Hi Juraj, could you please share the minimal reproduction steps? -version of DPDK used; -how many VFs are spawned; -do I have to unbind all the VFs from the iavf driver and bind them to vfio-pci; -are the VFs passthrough to the VM or the reproduction is possible on HOST only; -which script should I run from the DPDK along with the parameters that trigger the unwanted messages; -any other useful info; Thank you, Slawomir Laba
Hi Slawomir, We are using docker containers to run multiple intances of VPP/DPDK. This is because we've hit this issue in CI which uses that setup. We haven't tried this with VMs. The lastest DPDK version which we were able to reproduce this with is 21.02. I'm not sure what you mean by spawned, we're creating sriov_numvfs vfs (our testing NIC is XXV710, so that would be 64 VFs per PF port). Each VPP/DPDK instance is using two VFs and we need at least two separate instances to reproduce this. We're mainly reproducing this with VPP (which is using DPDK), but I've also been able to reproduce this with just DPDK: docker exec -d ${CONTAINER} sh -c "/dpdk/build/app/dpdk-testpmd -n 4 --log-level debug --in-memory --no-telemetry --file-prefix vpp -a \"\$(cut -d ' ' -f 1 nic_pcis.txt)\" -a \"\$(cut -d ' ' -f 2 nic_pcis.txt)\" --main-lcore ${DPDK_CORE} > ${DPDK_LOG_FILE}" When using DPDK, the VFs need to be bound to vfio-pci, when using VPP, it'll bind then to vfio-pci automatically. Make sure to use multiple separate instances of VPP/DPDK that are started at the same time so that you are able to hit the race condition.

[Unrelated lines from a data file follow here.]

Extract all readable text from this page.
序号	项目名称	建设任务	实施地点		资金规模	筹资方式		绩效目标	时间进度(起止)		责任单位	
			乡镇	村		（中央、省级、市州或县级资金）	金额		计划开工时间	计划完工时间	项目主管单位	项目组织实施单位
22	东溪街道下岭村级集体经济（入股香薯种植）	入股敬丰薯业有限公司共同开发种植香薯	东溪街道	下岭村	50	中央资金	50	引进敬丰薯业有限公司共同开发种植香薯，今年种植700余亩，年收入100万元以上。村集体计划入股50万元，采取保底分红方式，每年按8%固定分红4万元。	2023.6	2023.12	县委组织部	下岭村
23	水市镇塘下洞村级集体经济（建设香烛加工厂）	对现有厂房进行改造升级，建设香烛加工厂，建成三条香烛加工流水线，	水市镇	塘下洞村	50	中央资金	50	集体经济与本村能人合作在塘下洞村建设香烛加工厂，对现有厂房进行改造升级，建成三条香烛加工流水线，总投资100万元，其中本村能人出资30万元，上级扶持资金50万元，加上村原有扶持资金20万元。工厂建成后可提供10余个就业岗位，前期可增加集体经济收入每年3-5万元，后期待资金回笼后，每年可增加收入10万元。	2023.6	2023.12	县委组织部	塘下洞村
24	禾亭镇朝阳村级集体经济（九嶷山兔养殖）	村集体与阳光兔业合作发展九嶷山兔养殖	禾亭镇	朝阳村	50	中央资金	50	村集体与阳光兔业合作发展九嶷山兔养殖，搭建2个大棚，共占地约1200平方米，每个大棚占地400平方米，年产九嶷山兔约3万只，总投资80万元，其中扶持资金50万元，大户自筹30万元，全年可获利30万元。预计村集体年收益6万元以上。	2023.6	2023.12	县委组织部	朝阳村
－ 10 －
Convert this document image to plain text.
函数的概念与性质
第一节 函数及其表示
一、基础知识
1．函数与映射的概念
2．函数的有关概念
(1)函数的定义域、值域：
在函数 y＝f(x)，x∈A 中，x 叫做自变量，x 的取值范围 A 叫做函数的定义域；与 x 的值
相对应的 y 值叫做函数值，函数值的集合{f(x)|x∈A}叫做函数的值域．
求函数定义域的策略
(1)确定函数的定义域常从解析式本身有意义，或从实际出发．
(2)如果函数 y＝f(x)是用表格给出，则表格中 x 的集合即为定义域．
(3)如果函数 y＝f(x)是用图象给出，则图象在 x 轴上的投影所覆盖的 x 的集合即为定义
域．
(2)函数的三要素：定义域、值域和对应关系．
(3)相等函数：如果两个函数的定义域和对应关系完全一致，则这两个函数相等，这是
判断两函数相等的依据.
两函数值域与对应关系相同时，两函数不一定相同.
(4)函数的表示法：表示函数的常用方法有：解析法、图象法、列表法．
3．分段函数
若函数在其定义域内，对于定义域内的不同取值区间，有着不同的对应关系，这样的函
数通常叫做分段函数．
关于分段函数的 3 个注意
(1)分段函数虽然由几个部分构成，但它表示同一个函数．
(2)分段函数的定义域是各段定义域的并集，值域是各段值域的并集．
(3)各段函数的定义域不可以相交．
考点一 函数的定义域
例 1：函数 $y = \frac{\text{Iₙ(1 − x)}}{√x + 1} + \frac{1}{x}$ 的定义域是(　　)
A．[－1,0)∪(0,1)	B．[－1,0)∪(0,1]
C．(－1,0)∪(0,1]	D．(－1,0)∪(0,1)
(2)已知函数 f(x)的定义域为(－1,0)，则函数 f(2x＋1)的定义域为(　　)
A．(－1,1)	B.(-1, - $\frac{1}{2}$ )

One instance with two VFs never reproduces this (and more VFs in a single instance won't help IMO, since it seems the initialization is sequential), there must be simultaneous init attempts from separate instances. Juraj
The i40evf PMD used by DPDK is old and hasn't been updated much. In its stead, the iavf PMD has been developed and is actively maintained. The issue is not reproducible with the iavf PMD. Starting with 21.05, DPDK switched the default PMD for these VFs to iavf, thus resolving the issue.